SOBICAIN / Centro Bíblico San Pablo

Les révoltes juives

En moins de 10 ans, Auguste avait fait passer le monde romain de la République à l’Empire. L’ensemble du bassin méditerranéen et de nombreux territoires plus éloignés des côtes se trouvaient désormais soumis à l’autorité de Rome; la Palestine n’y échappait pas plus que les autres.

La Communauté juive avait vu ses privilèges en matière religieuse confirmés par César: Rome garantissait aux Juifs la liberté de culte dans le Temple de Jérusalem; elle étendait également cette tolérance à la liturgie synagogale pour toute la Diaspora. Les clivages s’étaient donc accentués entre les Juifs qui, comme les Pharisiens ou les Esséniens, ne demandaient que la liberté de culte — ce que Rome leur octroyait — et ceux qui n’avaient cessé de revendiquer également l’indépendance politique.

Les affrontements entre une population qui supportait de plus en plus mal les agissements maladroits ou vexatoires des représentants de Rome, et l’administration impériale, conduisirent à trois révoltes juives en moins de soixante-dix ans, à des représailles sauvages et à une dispersion sans précédent de la communauté juive.

LA TENSION MONTE

Vestigios de un muelle del puerto de Cesarea marítimaDurant son court règne, Caligula avait donné l’ordre d’ériger sa statue dans le temple de Jérusalem en représailles contre les Juifs qui avaient détruit à Jamnia un autel élevé en son honneur. Le légat eut la sagesse de faire traîner l’exécution de l’ordre impérial pendant qu’Agrippa, à Rome, usait de toutes ses relations pour faire rapporter cette ordonnance. Caligula fut assassiné au bon moment pour le légat qu’on avait sommé de se suicider pour insubordination, et la paix sembla revenue. Elle se prolongea sous le gouvernement de deux procurateurs successifs. Mais sous leur successeur Cumanus, à deux reprises l’arrogance d’un soldat romain provoqua émeute, répression brutale et démarche auprès du procurateur qui céda finalement aux instances des Juifs.

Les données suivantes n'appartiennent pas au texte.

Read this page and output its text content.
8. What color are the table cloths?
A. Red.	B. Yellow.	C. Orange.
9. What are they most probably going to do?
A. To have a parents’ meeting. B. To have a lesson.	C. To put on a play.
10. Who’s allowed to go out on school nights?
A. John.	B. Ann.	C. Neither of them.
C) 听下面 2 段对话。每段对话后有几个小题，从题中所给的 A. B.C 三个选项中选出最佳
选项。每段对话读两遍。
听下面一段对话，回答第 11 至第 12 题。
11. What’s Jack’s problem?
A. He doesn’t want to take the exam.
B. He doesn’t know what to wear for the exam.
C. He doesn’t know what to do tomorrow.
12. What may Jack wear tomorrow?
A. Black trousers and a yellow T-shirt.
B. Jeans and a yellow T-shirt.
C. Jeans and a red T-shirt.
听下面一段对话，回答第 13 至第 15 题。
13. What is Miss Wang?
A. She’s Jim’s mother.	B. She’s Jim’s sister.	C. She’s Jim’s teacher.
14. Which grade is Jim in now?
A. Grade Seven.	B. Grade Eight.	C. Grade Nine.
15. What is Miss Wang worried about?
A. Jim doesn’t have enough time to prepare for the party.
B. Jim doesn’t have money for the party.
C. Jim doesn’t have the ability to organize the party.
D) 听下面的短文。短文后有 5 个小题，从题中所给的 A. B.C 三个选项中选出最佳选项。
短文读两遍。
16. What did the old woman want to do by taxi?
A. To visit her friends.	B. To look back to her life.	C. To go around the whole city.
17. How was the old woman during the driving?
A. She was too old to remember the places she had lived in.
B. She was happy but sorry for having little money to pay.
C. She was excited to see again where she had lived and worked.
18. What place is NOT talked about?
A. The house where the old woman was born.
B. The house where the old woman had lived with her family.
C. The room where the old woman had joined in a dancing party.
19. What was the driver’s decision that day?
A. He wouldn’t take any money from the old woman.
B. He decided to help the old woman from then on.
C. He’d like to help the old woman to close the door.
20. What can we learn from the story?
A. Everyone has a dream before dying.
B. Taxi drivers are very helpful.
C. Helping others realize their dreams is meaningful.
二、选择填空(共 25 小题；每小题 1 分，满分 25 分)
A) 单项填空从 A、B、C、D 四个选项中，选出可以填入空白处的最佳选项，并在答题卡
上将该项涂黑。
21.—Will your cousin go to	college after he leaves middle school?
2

Un nouvel incident s’étant produit entre Samaritains et Juifs, Cumanus cette fois refusa de satisfaire à la demande de ces derniers; deux meneurs entraînèrent alors les foules en Samarie, massacrant et mettant le feu les villages. Les responsables juifs parvinrent à grand-peine à calmer les séditieux, mais les Samaritains portèrent plainte auprès du légat de Syrie. Celui-ci renvoya les plaignants à Rome où l’intercession d’Agrippa auprès de Claude, qui l’avait en amitié, retourna encore la situation en faveur des Juifs. Cumanus fut exilé et remplacé par Félix, connu pour son arbitraire et son inconduite notoire. C’est dans ces jours-là que mourut Claude, laissant l’empire à son fils Néron, né de son mariage avec Agrippine.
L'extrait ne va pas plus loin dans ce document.